Over the past three weeks, students attended daily classes, seminars and conferences on subjects related to Italy's longest river.

Members of the river's community - including fishermen, blue-collar workers and scholars - also took part in the project to help the students understand how the river works and to examine its health and potential resources.

Aside from exercising their abilities to organize, research and learn from the locals, students also had an opportunity to discover the area's history, foods and culinary traditions.

This led to the drawing up of a list of 500 foods and food products which must be saved.

POLLUTION PROBLEMS FOR PO RIVER.

A scientific study by experts from four universities made earlier this year found that on a scale of one to five the water of the Po River stood at two.

The study said that while the waters of the river were relatively clean, high pollution levels were found in the silt layers, especially in the delta area on the Adriatic.

Most of the river's pollution, 52%, came from industry, 33% from farming and livestock raising and 15% from domestic sources.

According to the experts who drew up the report, the greatest threat to the river came from farming and livestock raising because they were the most difficult to control.

While water discharged into the river from industry and urban areas can be treated, the experts explained, in agriculture farm lands are fertilised with pollutants which then wash off into the river or sink into water tables.

The Po River basin has a population of 16 million people and produces 40% of the nation's GDP and accounts for 46% of the labor force.
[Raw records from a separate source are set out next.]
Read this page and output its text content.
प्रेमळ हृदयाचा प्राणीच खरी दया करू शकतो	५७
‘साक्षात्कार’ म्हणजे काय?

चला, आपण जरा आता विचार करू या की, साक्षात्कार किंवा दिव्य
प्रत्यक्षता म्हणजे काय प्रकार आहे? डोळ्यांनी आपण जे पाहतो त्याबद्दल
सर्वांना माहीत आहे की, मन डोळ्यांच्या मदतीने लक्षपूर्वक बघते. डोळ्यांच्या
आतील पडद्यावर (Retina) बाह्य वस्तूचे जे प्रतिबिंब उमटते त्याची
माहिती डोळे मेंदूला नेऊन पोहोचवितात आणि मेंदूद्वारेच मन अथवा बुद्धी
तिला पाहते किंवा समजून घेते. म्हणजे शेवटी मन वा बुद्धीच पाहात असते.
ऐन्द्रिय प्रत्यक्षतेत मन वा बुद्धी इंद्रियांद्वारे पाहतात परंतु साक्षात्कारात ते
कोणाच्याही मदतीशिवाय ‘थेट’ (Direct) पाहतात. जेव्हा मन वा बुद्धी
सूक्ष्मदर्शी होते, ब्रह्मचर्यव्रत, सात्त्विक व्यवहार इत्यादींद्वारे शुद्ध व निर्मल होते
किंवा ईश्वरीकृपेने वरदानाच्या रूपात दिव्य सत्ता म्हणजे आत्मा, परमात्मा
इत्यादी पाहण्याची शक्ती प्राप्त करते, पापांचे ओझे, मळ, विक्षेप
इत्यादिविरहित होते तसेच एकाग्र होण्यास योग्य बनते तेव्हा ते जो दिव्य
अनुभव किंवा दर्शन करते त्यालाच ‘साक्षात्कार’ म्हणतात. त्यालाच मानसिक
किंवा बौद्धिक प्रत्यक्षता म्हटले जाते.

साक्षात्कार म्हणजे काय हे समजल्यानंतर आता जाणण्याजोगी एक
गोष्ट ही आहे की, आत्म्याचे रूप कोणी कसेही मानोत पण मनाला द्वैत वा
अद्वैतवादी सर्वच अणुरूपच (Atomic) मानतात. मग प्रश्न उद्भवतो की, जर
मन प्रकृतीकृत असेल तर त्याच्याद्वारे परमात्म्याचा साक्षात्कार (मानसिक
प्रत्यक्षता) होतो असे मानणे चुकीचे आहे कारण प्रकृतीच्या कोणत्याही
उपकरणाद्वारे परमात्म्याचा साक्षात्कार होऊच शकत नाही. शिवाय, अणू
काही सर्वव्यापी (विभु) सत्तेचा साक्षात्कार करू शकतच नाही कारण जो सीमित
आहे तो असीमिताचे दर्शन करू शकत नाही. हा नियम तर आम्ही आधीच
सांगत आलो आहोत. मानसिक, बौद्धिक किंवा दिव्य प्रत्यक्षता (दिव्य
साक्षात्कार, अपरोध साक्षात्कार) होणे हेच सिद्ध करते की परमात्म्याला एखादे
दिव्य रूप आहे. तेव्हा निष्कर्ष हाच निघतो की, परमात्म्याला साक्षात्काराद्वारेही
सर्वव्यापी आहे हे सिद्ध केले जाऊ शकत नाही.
The basin also hosts 55% of Italy's livestock farms and 35% of the country's working farms.

PO RISKS RUNNING DRY BEFORE REACHING DELTA.

If current climate trends continue, the Po risks running dry some 100km before reaching its delta on the Adriatic Sea, experts warned in a recent report.

This will result in salt water rising up the river, upsetting the environmental balance and making traditional forms of agriculture impossible.

The report concluded that the Po is a "river in crisis" because reduced rain and snowfall has lowered the amount of water feeding the river, while higher temperatures have increased evaporation and forced farmers to draw more water from the river to irrigate their crops.

According to Italy's Environment Protection Agency (APAT), the level of the Po has fallen 20-25% in the last 30 years.

APAT said that around 73% of the water drawn from the Po is for agriculture, while drinking water accounts for 11% of the extracted water, hydroelectric-energy plants 9% and industry 7%.